C1q peptides are substrates for collagen prolyl-4-hydroxylase 1 (CP4H1) *in vitro.* (a) Schematic depicting the role of CP4H and prolyl hydroxylase domain (PHD) enzymes in the hydroxylation of proline residues within target proteins and concomitant conversion of the essential cosubstrate 2-oxoglutarate (2-OG) to succinate. (**b–c**) Peptides derived from hypoxia-inducible factor (HIF)-1α, C1q A chain, or collagen (PPG₁₀) were incubated with enzyme for 2.5 hours to stimulate 2-OG conversion to succinate. (b) Reactions contained 35 nM CP4H1 enzyme, 250 μM 2-OG, and 10 μM ferrous sulfate (FeSO₄) and 50 μM peptides. C1q peptides that substituted all 4 prolines with 4-hydroxyproline (C1q-4HyP) or dehydroproline (C1q-4dHP) did not support CP4H1 enzyme activity, indicating that the observed reaction did not occur because of substrate uncoupled turnover of 2-OG and was specific to proline residues. (c) Reactions contained 120 nM PHD2, 20 μM 2-OG, and 100 μM FeSO_4. Percent conversion of 2-OG to succinate was normalized to either PPG₁₀ peptide (b) or HIF-1α peptide (c). Values are expressed as averages ± SD (n = 3 from a single experiment). Findings were reproduced in at least 1 additional experiment for each peptide and enzyme. (**d,e**) Mass spectrometry analysis of PPG₁₀ and C1q-4Pro peptides following incubation with CP4H1 as described in (b) except nonradiolabeled 2-OG was used. (d) For PPG₁₀, nonhydroxylated peptide (M + H = 2532), along with species showing 1, 2, 3, and 4–6 OH events (M + H = 16 per OH), are evident in the spectrum. (e) For C1q-4Pro peptide, nonhydroxylated peptide (M + H = 2985), along with species showing 1 and 2 OH events are evident in the spectrum. (f) Succinate produced in parallel reactions to those shown in panels (d) and (e), except radiolabeled 2-OG was used. Experiments contained 35 nM CP4H1, 10 μM Fe, 250 μM 2-OG, and 50 μM peptide. Reactions were incubated for 3 hours.

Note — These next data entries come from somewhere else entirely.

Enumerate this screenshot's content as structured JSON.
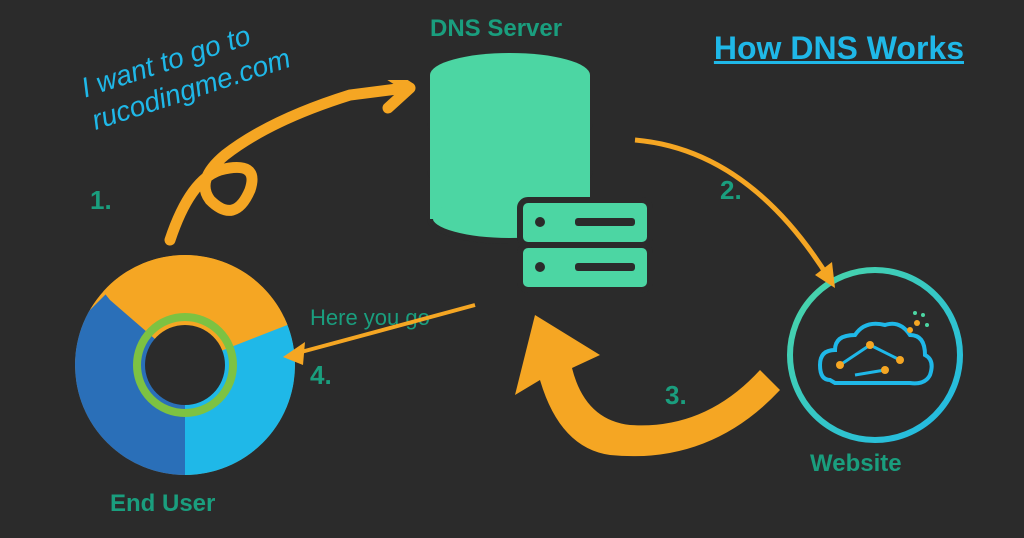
{
  "title": "How DNS Works",
  "labels": {
    "dns_server": "DNS Server",
    "end_user": "End User",
    "website": "Website"
  },
  "steps": {
    "one": "1.",
    "two": "2.",
    "three": "3.",
    "four": "4."
  },
  "messages": {
    "request": "I want to go to rucodingme.com",
    "response": "Here you go"
  },
  "colors": {
    "bg": "#2b2b2b",
    "teal": "#1a9e7e",
    "blue": "#1fb8e8",
    "orange": "#f5a623",
    "green": "#4cd6a3",
    "dark_blue": "#2a6fb8"
  }
}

Prolyl hydroxylase inhibitors reduce C1q plasma levels in vivo

To establish whether the inhibitory effect of small molecule HIF activators on C1q secretion translated to the in vivo setting, C57BL/6 mice were treated with DMOG, FG0041, roxadustat, or vehicle every 12 hours for 6 days, and their effects on circulating C1q were assessed. The doses selected were similar to those reported to confer significant therapeutic effects in preclinical models of ischemic injury.¹⁸^,²⁰^,²⁴^,²⁵ Plasma C1q was reduced by 28% with DMOG, 46% with FG0041, and 49% with roxadustat (Figure 4a). These data demonstrated the potential for small molecules that activate HIF to influence C1q and the complement pathway in vivo at therapeutically relevant doses. On the basis of the above evidence, this was likely an off-target effect, mediated via CP4H inhibition.

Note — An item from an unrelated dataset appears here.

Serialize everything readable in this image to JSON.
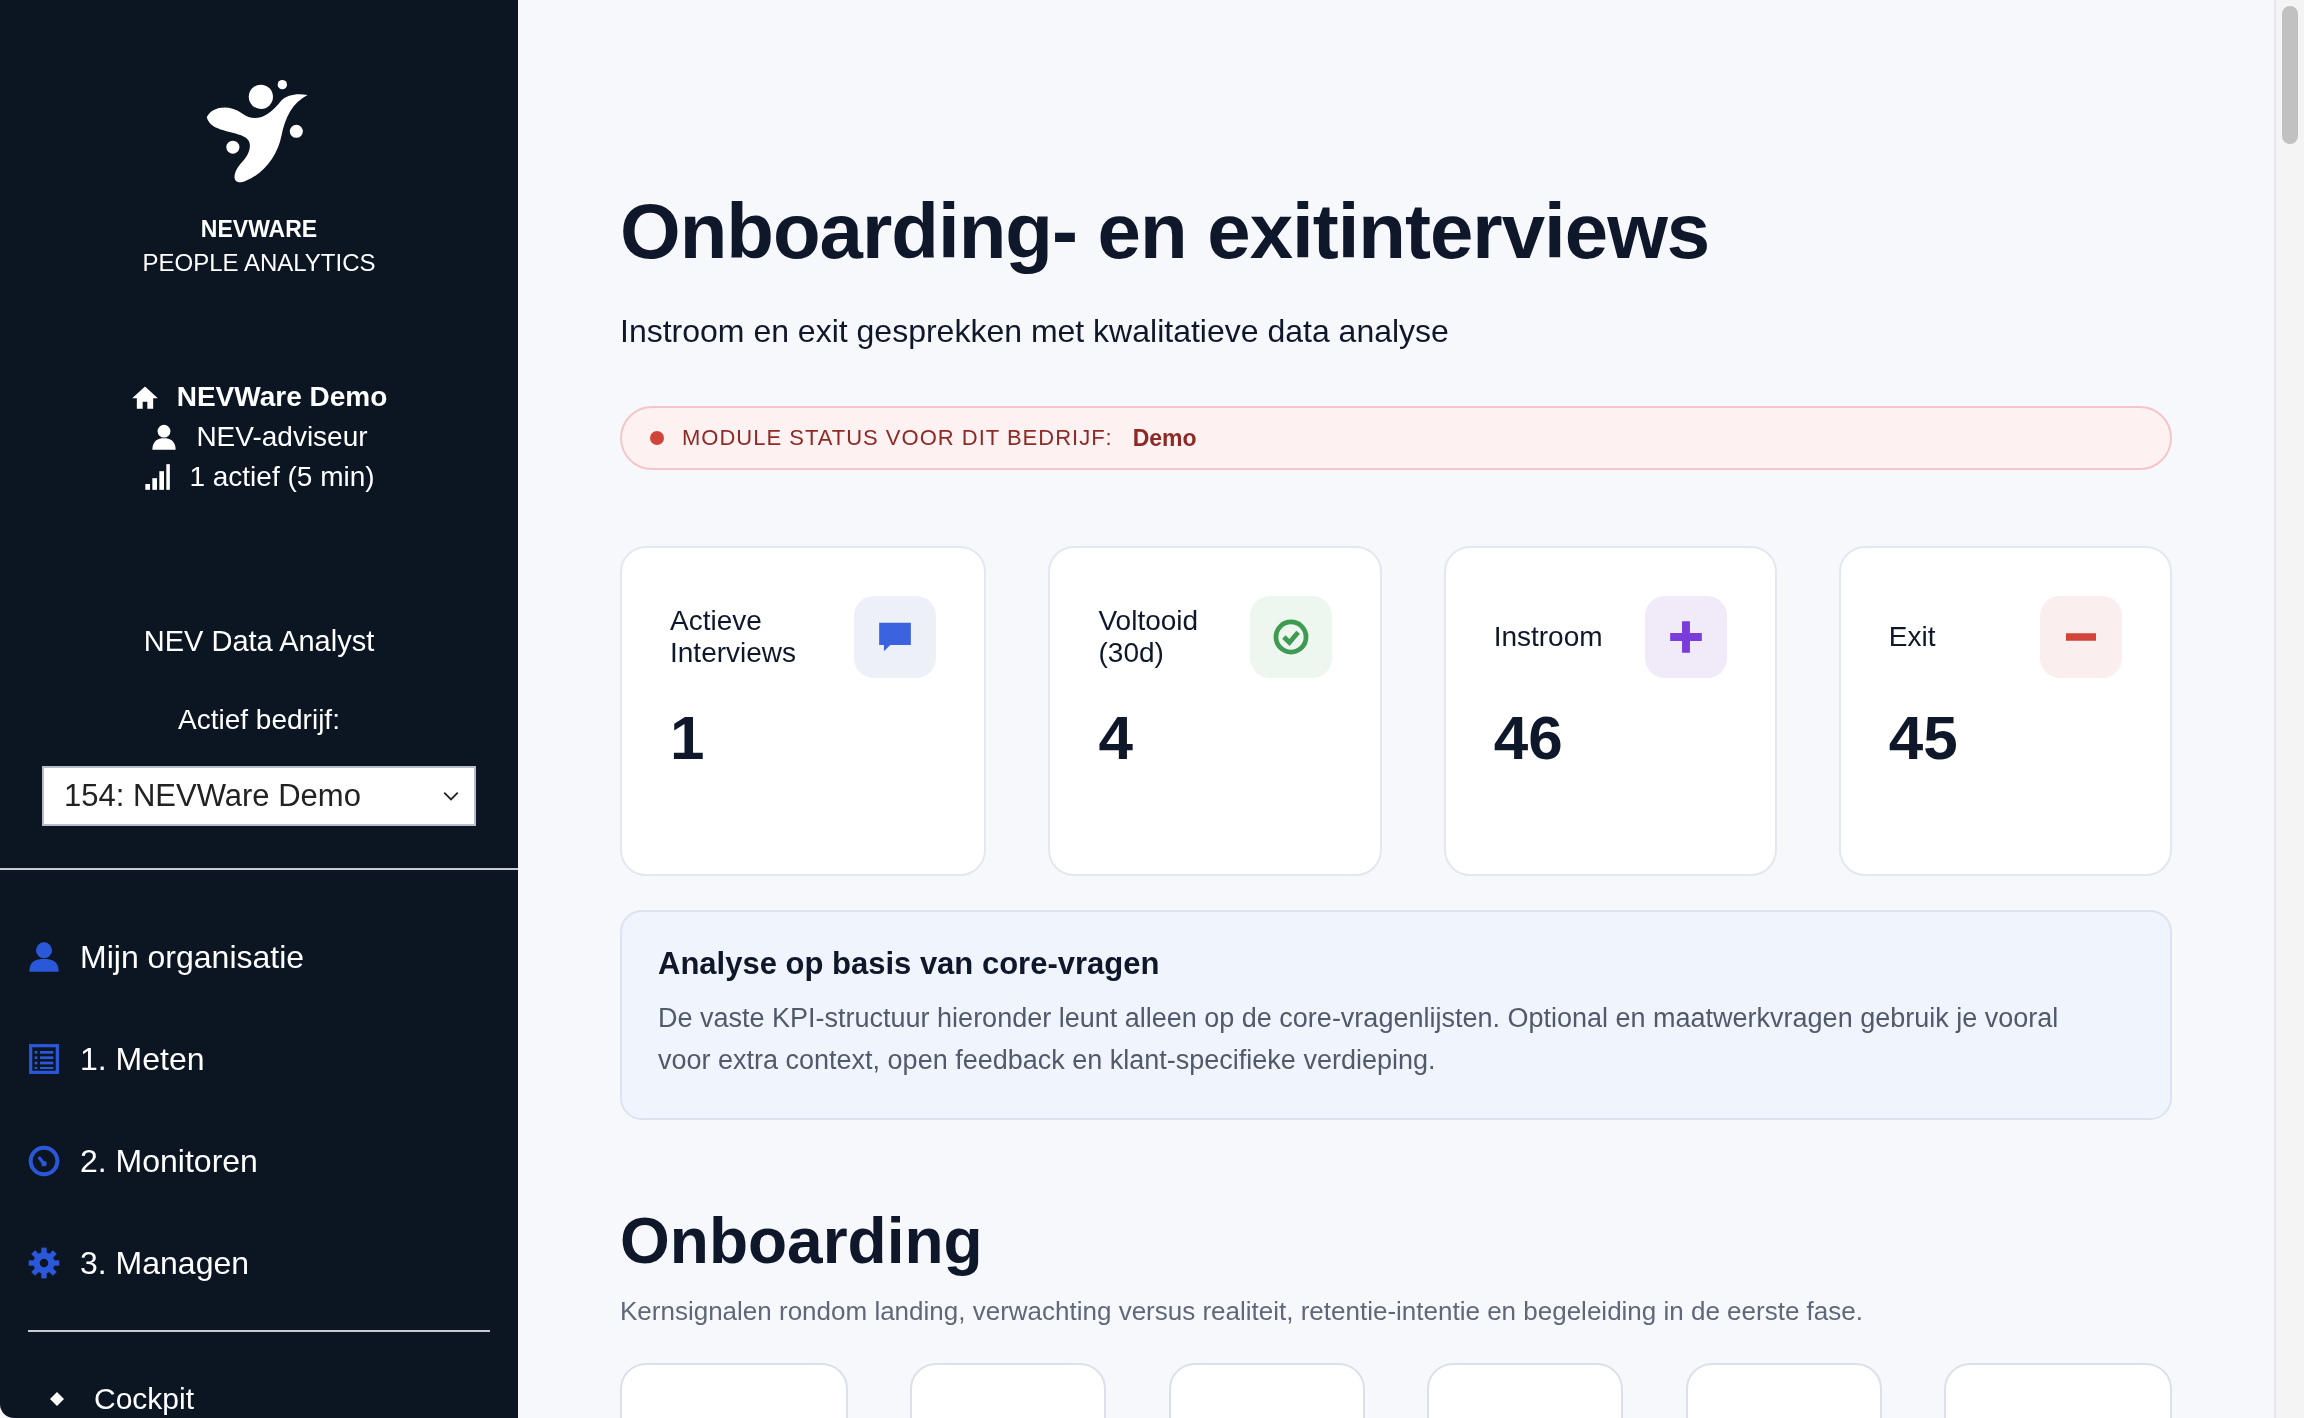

**Prolyl hydroxylase domain (PHD) inhibitors reduce circulating C1q in mice.** (a) C57BL/6 mice were treated every 12 hours with dimethyloxalylglycine (DMOG; 20 mg/kg), FG0041 (25 mg/kg), or roxadustat (10 mg/kg) for 6 days. Serum C1q levels were measured using enzyme-linked immunosorbent assay (ELISA). Blood was sampled prior to treatment (baseline) and 6 days after treatment. Changes in plasma C1q levels are expressed as fold changes from baseline. Plasma C1q levels were significantly reduced in mice treated with PHD inhibitors. Vehicle-treated mice were unaffected (* P < 0.05, ** P < 0.01 vs. baseline). Data represent means ± SEM of 5–6 mice per group. (b) C1q expression in mice with germline deletion of different PHD enzymes or C1q was measured by ELISA. Each symbol represents 1 mouse, with means ± SEM shown. WT, wild-type.

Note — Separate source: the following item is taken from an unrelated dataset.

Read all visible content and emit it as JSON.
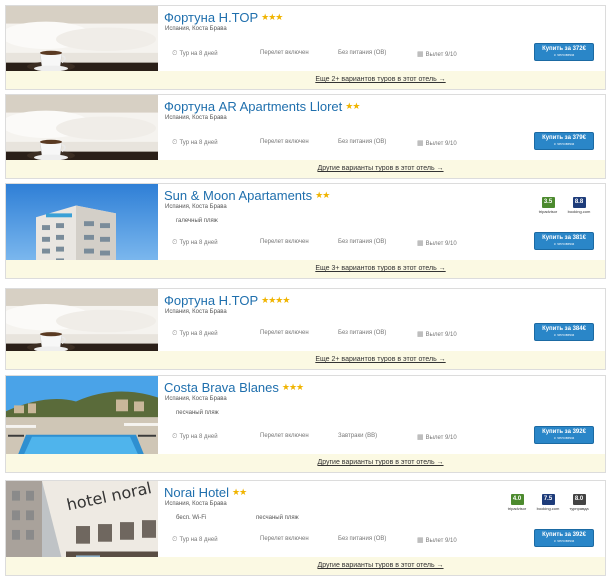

To provide further evidence that inhibiting PHD enzymes per se was not sufficient to decrease C1q, we examined mice with genetic defects in PHD enzymes (phd1^−/−, phd2^+/−, and phd^−/−) and observed that these mice did not show reduced circulating C1q levels (Figure 4b). Homozygous phd2^−/− mice were not viable; thus, we could not exclude the possibility that the residual PHD2 activity in heterozygotes influenced C1q secretion. Finally, we did not observe any significant changes in circulating C1q levels in mice exposed to hypoxia (10% O₂) for 3 days (Supplementary Figure S4).

Discussion

Together, our findings are consistent with the hydroxylation of C1q being mediated by CP4H and not by the PHD subfamily of prolyl hydroxylases. FG0041, DMOG and L-mimosine are all effective inhibitors of collagen synthesis,²⁶ which is entirely consistent with our observation that they are effective inhibitors of C1q secretion and our conclusion that CP4H catalyzes C1q modification. Interestingly, P4HA1 expression is increased in hypoxia via HIF-promoted transcription.²² This, together with the fact that CP4H enzymes have a lower K_m for oxygen than PHD enzymes,⁴ likely explains why C1q hydroxylation is maintained under hypoxic conditions (1% O₂).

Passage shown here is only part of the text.